Objective  This study investigates the growth inhibition effect of small interfering RNA (siRNA) targeting Phosphoinositide 3-kinase Regulatory Subunit p85 alpha (PI3Kp85α) on ovarian carcinoma cells.

  Methods  RNA interference (RNAi) technology was used to observe the inhibitory effect of siRNA on the growth of human ovarian carcinoma SKOV3 cells. The expression of PI3Kp85α mRNA was detected through real-time polymerase chain reaction after the transfection. The expression of PI3Kp85α, AKT1, AKT2, and Ki-67 was also studied using Western blot and immunofluorescence staining after transfection. Moreover, MTT methods and annexin V staining were used to evaluate cell proliferation and apoptosis. Flow cytometry was used for cell cycle analysis, and tumor invasion was examined through Transwell analysis.

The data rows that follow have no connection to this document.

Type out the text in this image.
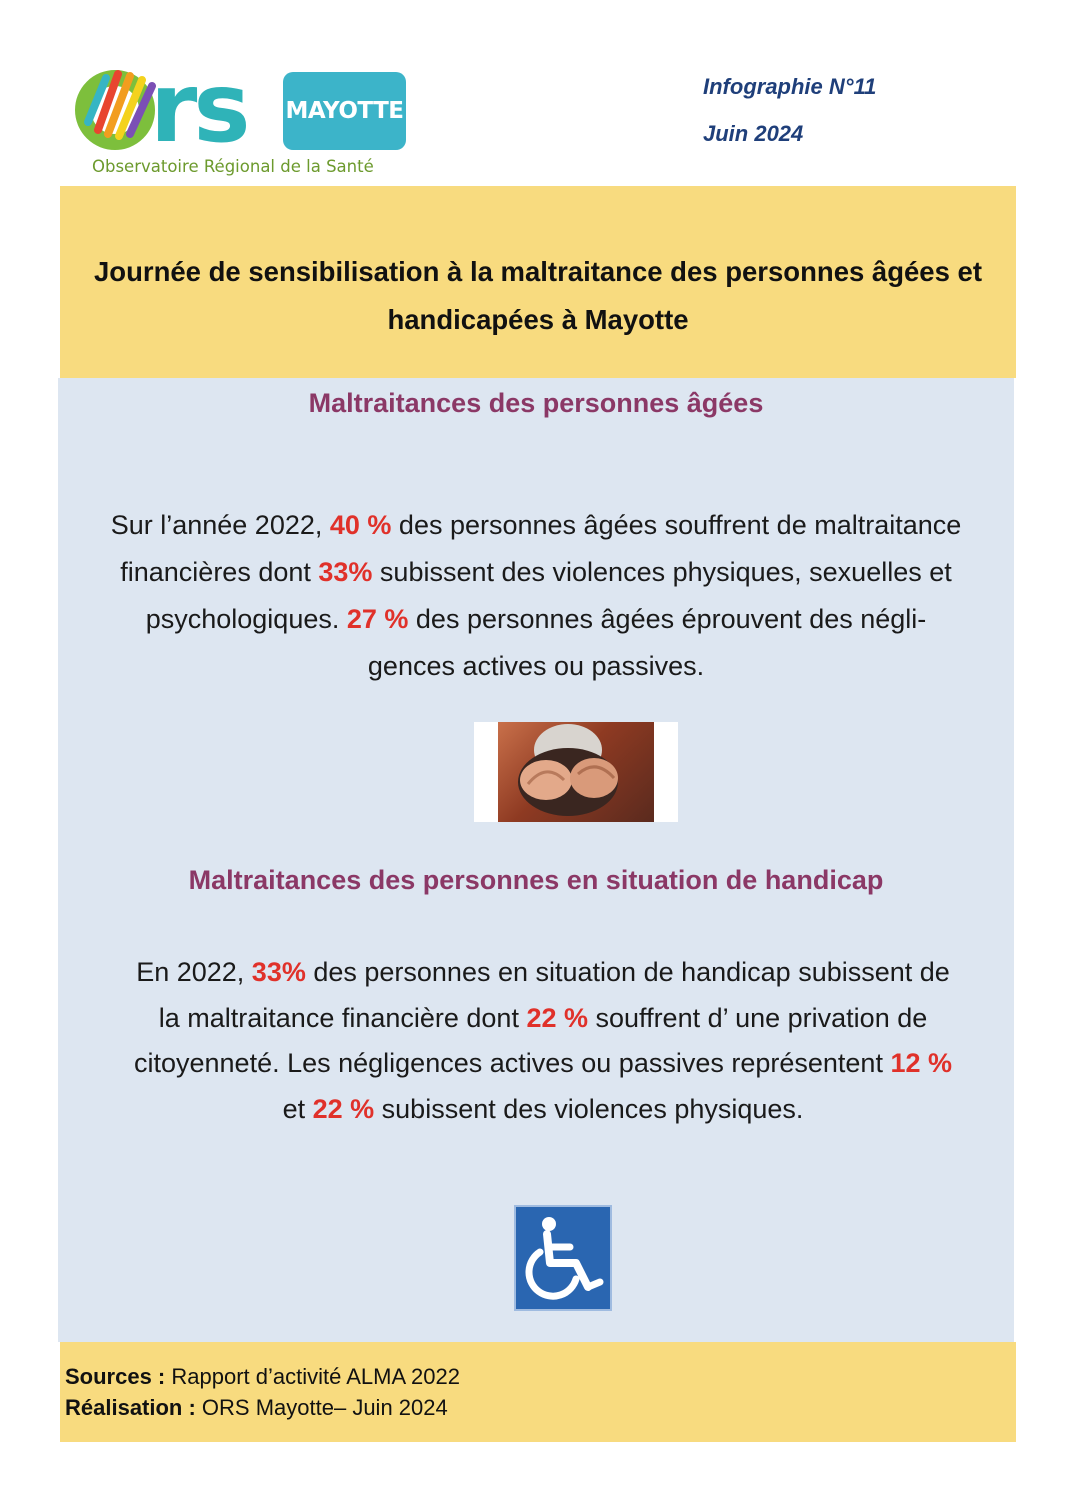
rs MAYOTTE
Observatoire Régional de la Santé
Infographie N°11
Juin 2024
Journée de sensibilisation à la maltraitance des personnes âgées et
handicapées à Mayotte
Maltraitances des personnes âgées
Sur l’année 2022, 40 % des personnes âgées souffrent de maltraitance
financières dont 33% subissent des violences physiques, sexuelles et
psychologiques. 27 % des personnes âgées éprouvent des négli-
gences actives ou passives.
Maltraitances des personnes en situation de handicap
En 2022, 33% des personnes en situation de handicap subissent de
la maltraitance financière dont 22 % souffrent d’ une privation de
citoyenneté. Les négligences actives ou passives représentent 12 %
et 22 % subissent des violences physiques.
Sources : Rapport d’activité ALMA 2022
Réalisation : ORS Mayotte– Juin 2024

  Results  SKOV3 PI3Kp85α mRNA expression was significantly knocked down after transfection with siRNA. The SKOV3 cells transfected with siRNA targeting PI3Kp85α showed lower proliferation activity, whereas the expression of PI3Kp85α, AKT1, AKT2, and Ki-67 was downregulated compared with the control and nonsense siRNA transfected cells. The transfected cells had higher apoptosis rate and most cells arrested in the G₀/G₁ phase. Moreover, the migration and invasive ability of the ovarian carcinoma cells was attenuated.

  Conclusion  Silencing PI3Kp85α genes with siRNA downregulated the mRNA expression of PI3Kp85α in ovarian carcinoma endothelial cells, blocked cell proliferation and migration, arrested cell cycle, and induced apoptosis in vitro. Therefore, P13Kp85α can be a candidate gene for ovarian cancer gene therapy.